Consumption pricing is the structurally correct pricing model for AI products, and most B2B SaaS vendors will need to migrate from per-seat to consumption pricing between 2026 and 2028. The migration is mechanical if done right and catastrophic if done wrong. The mechanical version has six components: pick a metering unit that maps to both cost-to-serve and value-delivered, set a commit-plus-overage structure for enterprise customers, set a fair-use cap for self-serve customers, build the metering instrumentation, write the customer-communication migration playbook, and run the migration on a 90-to-180 day window with grandfathering for the heaviest existing customers. The catastrophic version skips one of the six components and produces 20 to 40 percent customer churn during the migration window. This piece is the playbook; the specific decisions, defaults, and migration sequence that work in 2026 B2B SaaS markets. Run it end-to-end and the migration produces stable revenue, expanded heavy-user economics, and a pricing model that survives token-price decay and capability commoditization for the next decade.
This is a spoke under the AI project economics manifesto. The manifesto names evaluation cost as the central economics framework on the project side; consumption pricing is the corresponding framework on the revenue side; what the vendor charges when the product is in production and operating at variable cost-to-serve.
The six components of a consumption-pricing migration
A complete migration has six work streams, each owned by a different function:
- Metering unit selection (Product + Finance, weeks 1-3).
- Commit-plus-overage structure design (Finance + Sales, weeks 2-5).
- Fair-use cap structure for self-serve (Product + Marketing, weeks 3-6).
- Metering instrumentation build (Engineering, weeks 1-10).
- Customer migration playbook (Customer Success, weeks 4-8).
- Migration execution (cross-functional, weeks 8-26).
Skipping any one of the six produces predictable failure modes. Skip the metering unit decision and the eventual unit will be the wrong one. Skip the commit-plus-overage and enterprise procurement will block. Skip fair-use and self-serve becomes a money-loser. Skip the instrumentation build and you ship pricing without the ability to bill it. Skip the customer playbook and migration churn spikes. Skip the migration window discipline and the pricing change drags on for 18 months.
Picking the metering unit
The metering unit is the single most important decision in the migration. Three valid candidates for B2B AI products in 2026:
- Tokens. Most AI vendors default to this because it maps directly to inference cost. Strength: clean cost-to-serve mapping. Weakness: customers struggle to budget against tokens because 1M tokens means different things for different use cases. Best for: developer-facing API products, infrastructure-layer AI.
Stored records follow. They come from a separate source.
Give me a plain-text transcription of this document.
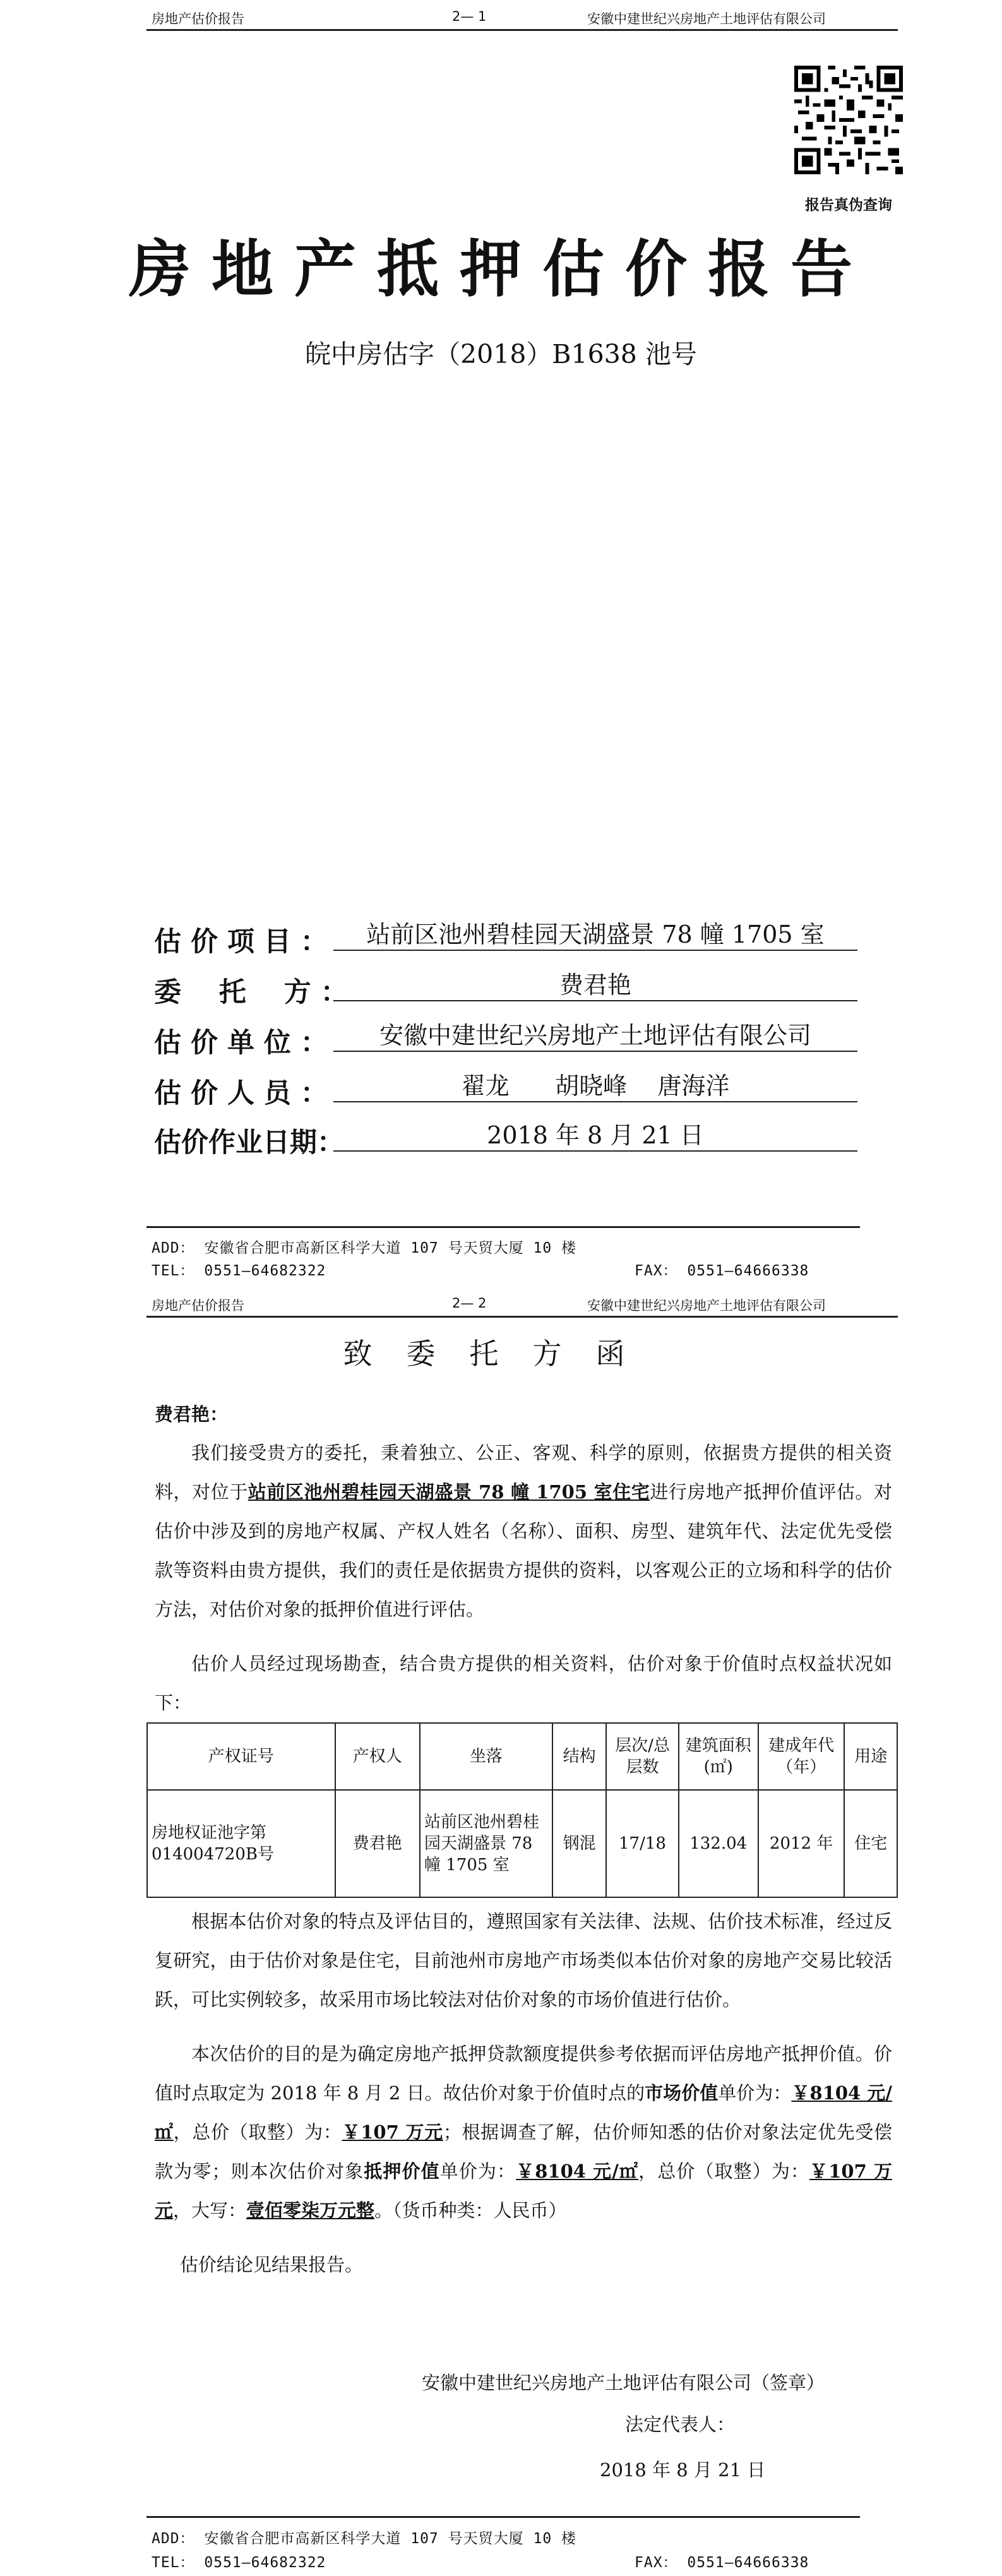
房地产估价报告	2— 1	安徽中建世纪兴房地产土地评估有限公司
报告真伪查询
房地产抵押估价报告
皖中房估字（2018）B1638 池号
估 价 项 目 ：	站前区池州碧桂园天湖盛景 78 幢 1705 室
委    托    方 ：	费君艳
估 价 单 位 ：	安徽中建世纪兴房地产土地评估有限公司
估 价 人 员 ：	翟龙      胡晓峰    唐海洋
估价作业日期：	2018 年 8 月 21 日
ADD： 安徽省合肥市高新区科学大道 107 号天贸大厦 10 楼
TEL： 0551—64682322	FAX： 0551—64666338
房地产估价报告	2— 2	安徽中建世纪兴房地产土地评估有限公司
致委托方函
费君艳：
我们接受贵方的委托，秉着独立、公正、客观、科学的原则，依据贵方提供的相关资料，对位于站前区池州碧桂园天湖盛景 78 幢 1705 室住宅进行房地产抵押价值评估。对估价中涉及到的房地产权属、产权人姓名（名称）、面积、房型、建筑年代、法定优先受偿款等资料由贵方提供，我们的责任是依据贵方提供的资料，以客观公正的立场和科学的估价方法，对估价对象的抵押价值进行评估。
估价人员经过现场勘查，结合贵方提供的相关资料，估价对象于价值时点权益状况如下：
产权证号	产权人	坐落	结构	层次/总层数	建筑面积(㎡)	建成年代（年）	用途
房地权证池字第014004720B号	费君艳	站前区池州碧桂园天湖盛景 78 幢 1705 室	钢混	17/18	132.04	2012 年	住宅
根据本估价对象的特点及评估目的，遵照国家有关法律、法规、估价技术标准，经过反复研究，由于估价对象是住宅，目前池州市房地产市场类似本估价对象的房地产交易比较活跃，可比实例较多，故采用市场比较法对估价对象的市场价值进行估价。
本次估价的目的是为确定房地产抵押贷款额度提供参考依据而评估房地产抵押价值。价值时点取定为 2018 年 8 月 2 日。故估价对象于价值时点的市场价值单价为：￥8104 元/㎡，总价（取整）为：￥107 万元；根据调查了解，估价师知悉的估价对象法定优先受偿款为零；则本次估价对象抵押价值单价为：￥8104 元/㎡，总价（取整）为：￥107 万元，大写：壹佰零柒万元整。（货币种类：人民币）
估价结论见结果报告。
安徽中建世纪兴房地产土地评估有限公司（签章）
法定代表人：
2018 年 8 月 21 日
ADD： 安徽省合肥市高新区科学大道 107 号天贸大厦 10 楼
TEL： 0551—64682322	FAX： 0551—64666338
- Calls or actions. A unit-of-action that maps to a customer-facing concept (a generated email, a resolved ticket, a research report, a document summarized). Strength: customers understand what they’re buying. Weakness: cost-to-serve varies by action complexity; vendors must price actions in tiers. Best for: vertical AI applications, customer-facing AI products.
- Credits. A vendor-defined unit that wraps multiple metering primitives (1 credit = 1K tokens for chat, 1 credit = 5 actions for agents, 1 credit = 1 generated document, etc). Strength: flexible across product surface. Weakness: opacity; customers don’t fully understand the conversion rates. Best for: multi-product AI platforms.
The pattern across successful B2B AI consumption pricing in 2025-2026 is to pick a single metering unit that’s visible to customers (calls, actions, or credits) and price it at a stable per-unit rate that includes inference cost plus 4 to 7x markup for non-inference value (support, eval discipline, observability, integration). The cost-per-action framework covers the unit economics in detail.
The classic mistake is metering on tokens when customers think in actions. Tokens are an internal cost-of-goods unit; actions are the customer-facing pricing unit. Vendors that meter on tokens externally produce confused buyers and unpredictable bills.
The commit-plus-overage structure
Enterprise customers need predictable annual budgets. Pure usage-based pricing fails procurement. Commit-plus-overage solves this:
- The commit. Customer commits to N units per year at a discounted rate (typically 25 to 40 percent off list price). Commit is paid upfront or quarterly.
- The overage rate. Usage above the commit is billed at the list rate (or a slight discount, typically 10 to 20 percent off list).
- The roll-over policy. Unused commit at year-end either rolls over (1 quarter forward, typically) or is forfeited. Forfeiture is more vendor-friendly; rollover is more customer-friendly. Mid-market customers prefer rollover; large enterprise prefers commit-and-true-up structures.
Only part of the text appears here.